If there are it is harder to read (and may be more error prone)

(1 + 3  4 + 2)


>> >>> # multi dimensional indexing
>> >>> c[1,3]
>
> I disagree that this is "multidimensional". You are passing a list 
> and getting back a list, so this is still flat. I think you are
> confusing dimensionality and cardinality.
>
That is the notion of multidimensional indexing in Python.

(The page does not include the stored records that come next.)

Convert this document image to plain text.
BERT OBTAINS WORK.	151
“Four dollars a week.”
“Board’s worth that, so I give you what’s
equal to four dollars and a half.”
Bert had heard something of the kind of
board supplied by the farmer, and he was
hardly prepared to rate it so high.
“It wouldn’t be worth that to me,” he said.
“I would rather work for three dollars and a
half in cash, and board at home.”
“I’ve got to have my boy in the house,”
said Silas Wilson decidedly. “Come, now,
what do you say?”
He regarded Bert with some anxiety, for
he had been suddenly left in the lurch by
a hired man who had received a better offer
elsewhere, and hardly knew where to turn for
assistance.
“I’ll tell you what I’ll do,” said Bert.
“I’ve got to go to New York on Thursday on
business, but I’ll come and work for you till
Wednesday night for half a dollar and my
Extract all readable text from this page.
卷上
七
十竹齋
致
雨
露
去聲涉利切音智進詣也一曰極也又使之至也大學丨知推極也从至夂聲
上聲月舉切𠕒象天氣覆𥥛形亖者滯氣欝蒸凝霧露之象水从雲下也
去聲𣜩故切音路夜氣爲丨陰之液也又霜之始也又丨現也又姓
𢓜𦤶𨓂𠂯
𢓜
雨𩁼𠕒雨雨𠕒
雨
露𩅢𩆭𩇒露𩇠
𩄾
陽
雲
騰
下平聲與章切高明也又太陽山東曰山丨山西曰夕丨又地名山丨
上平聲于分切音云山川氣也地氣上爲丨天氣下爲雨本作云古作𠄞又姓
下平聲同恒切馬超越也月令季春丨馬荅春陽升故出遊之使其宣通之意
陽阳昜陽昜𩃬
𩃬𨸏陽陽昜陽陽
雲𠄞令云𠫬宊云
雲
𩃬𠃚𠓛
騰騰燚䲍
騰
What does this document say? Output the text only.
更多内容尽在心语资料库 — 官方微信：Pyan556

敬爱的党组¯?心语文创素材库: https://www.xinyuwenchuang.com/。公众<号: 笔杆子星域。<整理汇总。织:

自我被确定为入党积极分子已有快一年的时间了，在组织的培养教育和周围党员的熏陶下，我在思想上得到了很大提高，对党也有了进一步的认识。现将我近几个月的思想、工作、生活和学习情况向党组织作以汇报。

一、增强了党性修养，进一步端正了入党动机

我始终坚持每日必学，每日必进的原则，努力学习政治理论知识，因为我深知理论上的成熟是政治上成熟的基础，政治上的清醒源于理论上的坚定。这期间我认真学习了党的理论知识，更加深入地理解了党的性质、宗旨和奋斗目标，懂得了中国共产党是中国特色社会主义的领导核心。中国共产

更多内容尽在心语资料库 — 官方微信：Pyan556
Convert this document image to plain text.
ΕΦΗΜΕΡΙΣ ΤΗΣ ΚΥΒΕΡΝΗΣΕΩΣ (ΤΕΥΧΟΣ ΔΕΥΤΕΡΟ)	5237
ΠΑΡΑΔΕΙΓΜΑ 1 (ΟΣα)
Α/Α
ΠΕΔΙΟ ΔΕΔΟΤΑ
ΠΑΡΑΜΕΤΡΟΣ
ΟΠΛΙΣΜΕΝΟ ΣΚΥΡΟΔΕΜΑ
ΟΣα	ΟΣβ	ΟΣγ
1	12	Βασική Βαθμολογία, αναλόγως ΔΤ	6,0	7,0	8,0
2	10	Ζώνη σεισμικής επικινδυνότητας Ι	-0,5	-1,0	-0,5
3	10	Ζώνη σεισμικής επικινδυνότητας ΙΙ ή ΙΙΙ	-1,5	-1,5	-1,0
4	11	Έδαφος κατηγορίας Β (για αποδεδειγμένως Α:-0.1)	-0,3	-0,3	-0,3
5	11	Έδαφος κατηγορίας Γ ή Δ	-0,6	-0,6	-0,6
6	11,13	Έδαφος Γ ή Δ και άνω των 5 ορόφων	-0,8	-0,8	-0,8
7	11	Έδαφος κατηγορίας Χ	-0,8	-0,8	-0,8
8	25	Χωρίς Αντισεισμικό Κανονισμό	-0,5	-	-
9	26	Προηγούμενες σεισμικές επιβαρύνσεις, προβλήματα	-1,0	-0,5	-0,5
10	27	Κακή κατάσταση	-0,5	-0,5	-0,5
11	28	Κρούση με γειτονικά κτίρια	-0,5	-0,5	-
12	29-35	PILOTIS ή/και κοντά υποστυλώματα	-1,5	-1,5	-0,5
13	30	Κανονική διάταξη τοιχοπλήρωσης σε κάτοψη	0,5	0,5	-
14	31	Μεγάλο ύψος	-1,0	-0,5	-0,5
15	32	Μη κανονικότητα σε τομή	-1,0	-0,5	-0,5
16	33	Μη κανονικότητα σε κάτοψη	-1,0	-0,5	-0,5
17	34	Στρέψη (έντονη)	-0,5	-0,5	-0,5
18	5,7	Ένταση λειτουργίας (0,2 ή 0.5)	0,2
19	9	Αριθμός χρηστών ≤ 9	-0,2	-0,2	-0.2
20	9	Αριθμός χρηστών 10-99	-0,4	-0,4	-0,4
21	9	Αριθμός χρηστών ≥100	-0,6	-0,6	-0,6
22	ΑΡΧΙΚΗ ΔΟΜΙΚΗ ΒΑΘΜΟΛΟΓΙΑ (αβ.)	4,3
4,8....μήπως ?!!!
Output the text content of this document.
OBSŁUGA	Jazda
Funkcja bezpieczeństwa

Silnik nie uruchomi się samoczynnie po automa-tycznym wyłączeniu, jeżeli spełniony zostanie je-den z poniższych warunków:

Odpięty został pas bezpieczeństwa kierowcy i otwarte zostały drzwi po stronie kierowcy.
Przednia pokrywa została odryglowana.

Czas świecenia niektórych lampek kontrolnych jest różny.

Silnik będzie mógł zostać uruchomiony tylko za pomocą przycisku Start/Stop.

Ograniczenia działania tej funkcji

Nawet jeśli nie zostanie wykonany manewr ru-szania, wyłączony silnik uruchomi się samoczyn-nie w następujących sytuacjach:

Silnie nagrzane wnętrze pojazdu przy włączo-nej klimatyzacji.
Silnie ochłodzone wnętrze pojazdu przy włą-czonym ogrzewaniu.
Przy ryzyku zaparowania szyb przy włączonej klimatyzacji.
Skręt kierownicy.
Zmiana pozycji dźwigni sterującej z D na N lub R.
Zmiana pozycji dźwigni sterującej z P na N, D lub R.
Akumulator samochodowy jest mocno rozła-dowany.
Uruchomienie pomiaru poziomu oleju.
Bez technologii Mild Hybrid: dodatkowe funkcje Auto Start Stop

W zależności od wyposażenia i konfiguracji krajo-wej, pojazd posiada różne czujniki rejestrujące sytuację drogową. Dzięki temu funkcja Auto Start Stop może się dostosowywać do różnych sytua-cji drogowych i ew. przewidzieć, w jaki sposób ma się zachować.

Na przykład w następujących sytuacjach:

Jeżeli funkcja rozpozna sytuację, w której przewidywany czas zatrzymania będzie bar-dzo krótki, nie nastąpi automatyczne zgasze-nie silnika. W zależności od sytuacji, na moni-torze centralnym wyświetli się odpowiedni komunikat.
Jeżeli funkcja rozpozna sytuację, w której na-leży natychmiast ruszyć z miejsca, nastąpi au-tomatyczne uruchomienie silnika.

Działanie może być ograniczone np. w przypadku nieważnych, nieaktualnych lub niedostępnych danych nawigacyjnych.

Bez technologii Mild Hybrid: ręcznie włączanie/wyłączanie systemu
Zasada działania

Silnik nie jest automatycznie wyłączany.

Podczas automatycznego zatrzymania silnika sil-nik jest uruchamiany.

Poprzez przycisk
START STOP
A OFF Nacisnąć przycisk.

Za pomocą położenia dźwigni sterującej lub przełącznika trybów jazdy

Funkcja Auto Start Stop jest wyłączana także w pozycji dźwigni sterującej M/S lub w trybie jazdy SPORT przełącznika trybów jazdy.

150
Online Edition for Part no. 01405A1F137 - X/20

>> Numeric and numarray use it
>
> This is good if it is true (I have yet to look at these two because
> my work is not primarily numerical) but, again, the restriction of this
> syntax to arrays, and arrays of numeric values at that, strikes me
> as completely arbitrary.

Here is an example of two dimentional Numeric array and it's indexing:
 
>>> from Numeric import *
>>> reshape(arange(9), (3,3))
array([[0, 1, 2],
       [3, 4, 5],
       [6, 7, 8]])
>>> a = reshape(arange(9), (3,3))
>>> a[1][0]
3
>>> a[1,0]
3
>>> a[(1,0)]
3

So currently indexing with sequence has a settled meaning of
multidimensional indexing if lists and tuples would allow indexing by
sequence, than either:

1. it might be confused with multidimensional indexing of numeric
   types (the same notion for two different things)

2. it will require rework of multidimensional indexing maybe with your
   semicolon notion, but will introduce incompatibilities (back and
   forward)

>
> The bottom line is that python claims to be simple but has a syntax
> which, in this little corner at least, is neither simple nor regular:
> xranges and slices are both sequence abstractions but are used in
> different contexts and have different syntaxes; C-style arrays are
> treated differently than lists of lists of ..., although they are
> conceptually equivalent; numeric structures are treated differently
> than non-numeric ones etc etc
>

With multidimensional arrays and list of lists you may both write
a[i][j], so it is consistent, with arrays you may write a[i,j] if you
know that you have an 2-dim array in your hand.